¿Quiénes deberíamos ser después de esto?

Por Juan José Alonso Llera

“Hazlo lo mejor que puedas hasta que sepas más. Cuando sepas más, hazlo mejor”.

Sin duda alguna esta crisis tiene por lo menos dos dimensiones para enfrentarla: la externa, para la cual hay mil y una recomendaciones por todos lados, hay que seguir indicaciones y ajustarnos a la actualidad y al futuro cercano, donde la economía no pinta nada bien. Hoy no quiero entrar en esa dimensión. Hoy me interesa la otra cara de la moneda, la parte interna de la persona para afrontar esta crisis, que, en mi punto de vista, es la más importante, sin menospreciar o minimizar la situación de que el mundo tiene que comer todos y cada uno de los días.

La principal habilidad a desarrollar me parece que es la resiliencia: se le conoce a la capacidad que tiene una persona o un grupo de recuperarse frente a la adversidad para seguir proyectando hacia el futuro. En ocasiones, las circunstancias difíciles o los traumas permiten desarrollar recursos que se encontraban latentes y que el individuo desconocía hasta el momento. Una estrategia sencilla pero muy práctica es seguir estos conceptos:

  • Calma tu mente. Es un hecho que, ante tantas noticias fatalistas diarias, nuestra mente reaccione de manera negativa o se bloqueé y se sumerja en una parálisis de acción o de toma de decisiones. Relájate y trata de ser realmente objetivo y darle el peso justo a cada nota u opinión, no caigas en el terror paralizante
  • Tomate el tiempo para ver por la ventana. O sea, haz introspección, reflexiona, enfrenta todas tus frustraciones, tus miedos y tus talentos.
  • Conecta con otros a través de la compasión, ayuda, sé solidario, sé generoso sin esperar nada a cambio.
  • Cultiva las relaciones. Nunca dejes de concordar de buena manera con la gente que te rodea.
  • Ten un pensamiento constructivo. Sería ideal que incluyas en tu vida la meditación y el mindfulness.
  • Ponte metas grandes y objetivos que sean realistas y alcanzables, pero retadores a la vez.
  • Acepta la realidad y trabaja con lo que tienes.
  • Actúa.

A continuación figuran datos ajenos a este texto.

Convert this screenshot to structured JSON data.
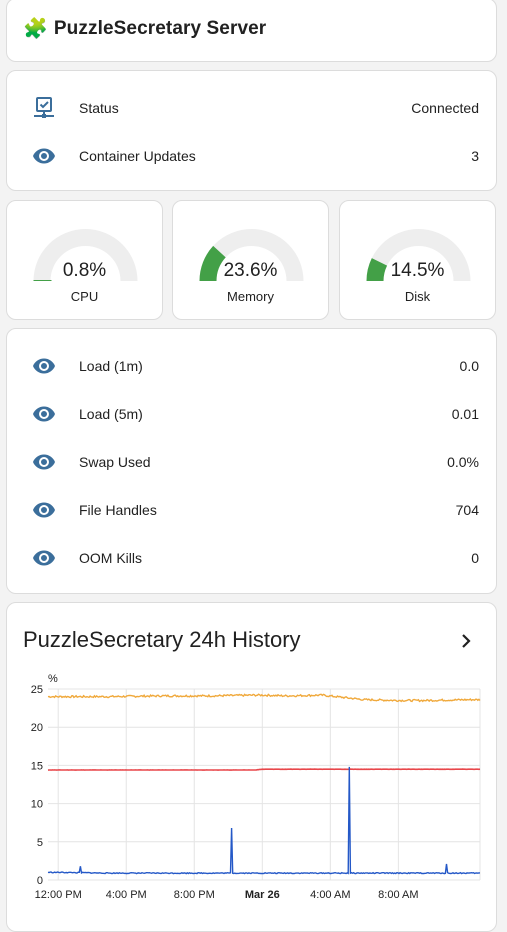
{
  "header": {
    "title": "PuzzleSecretary Server",
    "icon": "puzzle-piece-icon"
  },
  "status": [
    {
      "icon": "server-network-icon",
      "label": "Status",
      "value": "Connected"
    },
    {
      "icon": "eye-icon",
      "label": "Container Updates",
      "value": "3"
    }
  ],
  "gauges": [
    {
      "label": "CPU",
      "value_text": "0.8%",
      "percent": 0.8
    },
    {
      "label": "Memory",
      "value_text": "23.6%",
      "percent": 23.6
    },
    {
      "label": "Disk",
      "value_text": "14.5%",
      "percent": 14.5
    }
  ],
  "metrics": [
    {
      "icon": "eye-icon",
      "label": "Load (1m)",
      "value": "0.0"
    },
    {
      "icon": "eye-icon",
      "label": "Load (5m)",
      "value": "0.01"
    },
    {
      "icon": "eye-icon",
      "label": "Swap Used",
      "value": "0.0%"
    },
    {
      "icon": "eye-icon",
      "label": "File Handles",
      "value": "704"
    },
    {
      "icon": "eye-icon",
      "label": "OOM Kills",
      "value": "0"
    }
  ],
  "history": {
    "title": "PuzzleSecretary 24h History",
    "chevron": "chevron-right-icon"
  },
  "colors": {
    "accent": "#3b6e9b",
    "gauge_fill": "#43a047",
    "gauge_track": "#eeeeee",
    "memory_line": "#f0a93c",
    "disk_line": "#e8464a",
    "cpu_line": "#2458c7"
  },
  "chart_data": {
    "type": "line",
    "ylabel": "%",
    "ylim": [
      0,
      25
    ],
    "yticks": [
      0,
      5,
      10,
      15,
      20,
      25
    ],
    "xticks": [
      "12:00 PM",
      "4:00 PM",
      "8:00 PM",
      "Mar 26",
      "4:00 AM",
      "8:00 AM"
    ],
    "grid": true,
    "x_hours_from_start": [
      0,
      3,
      6,
      9,
      11.6,
      12,
      13.4,
      15.5,
      18,
      20,
      21.6,
      24
    ],
    "series": [
      {
        "values": [
          24.0,
          24.0,
          24.1,
          24.1,
          24.2,
          24.2,
          24.1,
          24.2,
          23.6,
          23.5,
          23.5,
          23.6
        ]
      },
      {
        "values": [
          14.4,
          14.4,
          14.4,
          14.4,
          14.4,
          14.5,
          14.5,
          14.5,
          14.5,
          14.5,
          14.5,
          14.5
        ]
      },
      {
        "values": [
          1.0,
          0.9,
          0.9,
          0.9,
          0.9,
          0.9,
          0.9,
          0.9,
          0.9,
          0.9,
          0.9,
          0.9
        ]
      }
    ],
    "spikes": [
      {
        "x": 1.3,
        "y": 1.8
      },
      {
        "x": 10.2,
        "y": 6.8
      },
      {
        "x": 17.1,
        "y": 14.8
      },
      {
        "x": 22.8,
        "y": 2.1
      }
    ],
    "x_range_hours": [
      -0.6,
      24.8
    ]
  }
}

No sólo bases toda tu vida en sueños y en ideas.
  • Confía en ti mismo.
  • Se optimista, pero no despegues los pies de la tierra.
  • Aprende a crecer con tus problemas.

La pregunta es: ¿Qué sería lo ideal esperar de nosotros al terminar esta pandemia? La respuesta no es fácil, porque cada quien resolverá en función de lo que lleva dentro ante una incertidumbre brutal, ya que es un hecho que le preguntes a quien le preguntes, nadie sabe lo que va a pasar, todo mundo especula y algunos se la dan de expertos, pero va a pasar lo que tenga que pasar y punto. El resultado de esta crisis va aparejado con la fortaleza interior de cada uno de nosotros. Siendo optimista/realista creo que saldremos con un poco más de conciencia temporal y si la situación mejora muchos regresarán a las viejas prácticas; pero por otro lado creo que habrá un colectivo que realmente tratará de cambiar las cosas, espero que este tenga la fuerza suficiente para ser la punta de lanza que requerirá ese nuevo mundo. Vislumbro que tenemos que ser más conscientes, más solidarios, menos consumistas, más compasivos, debemos de dejar el concepto de solo “homus economicus”, para realmente ganarnos el título de “seres humanos”.

La verdadera crisis está en que pensamos que valemos en virtud de nuestros éxitos, de nuestro patrimonio, de nuestros logros, de nuestra imagen y de nuestras relaciones. Aquí está la prueba de que le damos la espalda a quienes verdaderamente deberíamos de ser como personas.